Von Nostalgie und Hoden

Michelle Steinbeck liest. Foto: Silviu Guiman

Die erfolgreiche Lesungsreihe Land in Sicht fand sich am 19. November wieder mit vier talentierten AutorInnen im Café Fleur in Köln ein.

Nachdem die Lesung schon hätte anfangen sollen und alle Plätze lange besetzt waren, kamen noch immer Literaturbegeisterte in dem gemütlichen Café an und suchten sich eine Ecke oder einen Stehplatz. Nach einigen unruhigen Minuten der Warterei betraten die ModeratorInnen Kevin Kader und Lara Schmitz die Bühne und eröffneten die Lesung.

Liebevoll sagte Schmitz ihre beste Freundin und gleichzeitig erste Autorin des Abends an. Gesa Jessen, die Kunstgeschichte und Allgemeine und Vergleichende Literaturwissenschaft in Berlin studiert, las ihren Prosatext, „Den Erben lass verschwenden“. Der Protagonist Theo erinnert sich nostalgisch an seine Abiturzeit zurück, in der er bei einem Magazin für Dichtung mitwirkte. Er und sein Freund durchlebten Jugend- sowie literarische Probleme, wie die erste Verliebtheit und das Zweifeln an den eigenen Schreibfähigkeiten. Jessens verspielte Geschichte stellte einen gelungenen Einstieg in den Abend dar.

Tilmann Strasser, der Kreatives Schreiben in Hildesheim studierte und 2015 seinen ersten Roman Hasenmeister herausbrachte, las mit tiefer Stimme aus dem amüsanten ersten Kapitel seines zweiten, noch titellosen Buchs. Es handelt von der plötzlich verstorbenen „seltsamen Isa“, auf deren Beerdigung der Roman anfängt. Diverse männliche Schulkameraden sprechen über ihre sexuellen Aktivitäten mit ebendieser Isa. Ein weiterer Gast, „Gangster-Renate“, verdammt die ganze Beerdigung und alle Menschen überhaupt und reimt in ihrem Kopf HipHop-Verse. Ihr Rap über „Nüsse, Eier, Hoden und Sack“ kam beim Publikum im Café Fleur besonders gut an.

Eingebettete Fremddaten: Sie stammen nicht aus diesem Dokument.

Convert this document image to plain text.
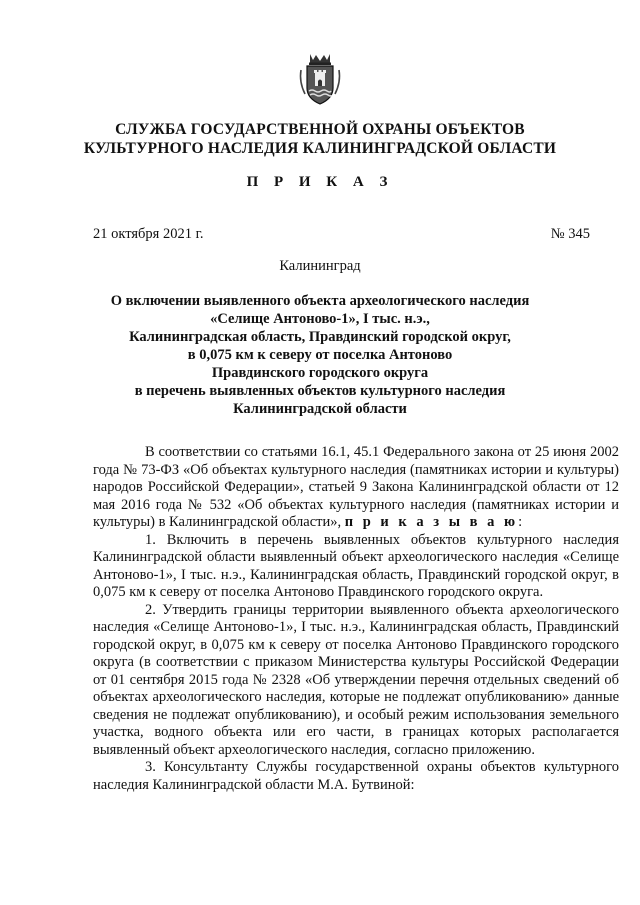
СЛУЖБА ГОСУДАРСТВЕННОЙ ОХРАНЫ ОБЪЕКТОВ
КУЛЬТУРНОГО НАСЛЕДИЯ КАЛИНИНГРАДСКОЙ ОБЛАСТИ
П Р И К А З
21 октября 2021 г.	№ 345
Калининград
О включении выявленного объекта археологического наследия
«Селище Антоново-1», I тыс. н.э.,
Калининградская область, Правдинский городской округ,
в 0,075 км к северу от поселка Антоново
Правдинского городского округа
в перечень выявленных объектов культурного наследия
Калининградской области

В соответствии со статьями 16.1, 45.1 Федерального закона от 25 июня 2002 года № 73-ФЗ «Об объектах культурного наследия (памятниках истории и культуры) народов Российской Федерации», статьей 9 Закона Калининградской области от 12 мая 2016 года № 532 «Об объектах культурного наследия (памятниках истории и культуры) в Калининградской области», п р и к а з ы в а ю:

1. Включить в перечень выявленных объектов культурного наследия Калининградской области выявленный объект археологического наследия «Селище Антоново-1», I тыс. н.э., Калининградская область, Правдинский городской округ, в 0,075 км к северу от поселка Антоново Правдинского городского округа.

2. Утвердить границы территории выявленного объекта археологического наследия «Селище Антоново-1», I тыс. н.э., Калининградская область, Правдинский городской округ, в 0,075 км к северу от поселка Антоново Правдинского городского округа (в соответствии с приказом Министерства культуры Российской Федерации от 01 сентября 2015 года № 2328 «Об утверждении перечня отдельных сведений об объектах археологического наследия, которые не подлежат опубликованию» данные сведения не подлежат опубликованию), и особый режим использования земельного участка, водного объекта или его части, в границах которых располагается выявленный объект археологического наследия, согласно приложению.

3. Консультанту Службы государственной охраны объектов культурного наследия Калининградской области М.А. Бутвиной:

Internationalen Besuch bekam Land in Sicht diesmal von Michelle Steinbeck aus der Schweiz. Sie studierte Literarisches Schreiben und 2016 wird ihr erster Roman erscheinen. Zuerst trug die 1990 geborene Autorin einige ihrer Gedichte vor, die ersten auswendig und mit intensivem Blickkontakt zum Publikum. Ihre Lyrik über Liebe und Kinder war nicht gerade das, was die Zuhörer erwarteten. Die ironischen Gedichte mit schwarzem Humor, die Steinbeck mit einer brillanten Neutralität vortrug, führten im Publikum zu Gelächter und Verwirrung zugleich. Ihr Auszug aus dem neuen Roman führte mit dieser erfrischenden Ungewöhnlichkeit fort.

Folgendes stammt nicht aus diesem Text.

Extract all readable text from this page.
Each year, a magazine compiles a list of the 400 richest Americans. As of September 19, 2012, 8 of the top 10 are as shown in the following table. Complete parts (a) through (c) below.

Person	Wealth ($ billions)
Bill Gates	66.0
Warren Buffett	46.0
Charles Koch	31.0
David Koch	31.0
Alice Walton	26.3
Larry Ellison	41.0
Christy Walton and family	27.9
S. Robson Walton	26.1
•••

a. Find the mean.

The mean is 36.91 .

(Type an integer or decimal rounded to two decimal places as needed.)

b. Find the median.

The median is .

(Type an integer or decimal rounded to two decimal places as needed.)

Rick Reuther studiert Sprachkunst in Wien und führte einen Essay aus dem Band „Alles ist spannend“ auf, der einer Performance gleich kam. Thema ist der Konflikt des privilegierten weißen Mannes und Rassismus gegenüber gesellschaftlichen Minderheiten. Reuther fing an mit „Ich wäre gerne schwarz…“ und beschreibt in seinem Text sein Bewusstsein darüber, dass er sich nie wie ein Unterdrückter anhören wird. Mit Witz, Provokation und Ernsthaftigkeit wechselt er zwischen seiner Gesellschaftskritik und der Reflexion seines Textes und des Schreibprozesses. Aufgrund der schnellen Geschwindigkeit seines Sprechens, das an Rap erinnerte, und der Komplexität des Inhalts, fiel es manchmal schwer zu folgen.

Land in Sicht konnte erneut mit einer tollen Auswahl an AutorInnen überzeugen, die mit sehr unterschiedlichen Texten einen abwechslungsreichen Abend gestalteten.

Die nächste Lesung findet am 17.12.2015 statt.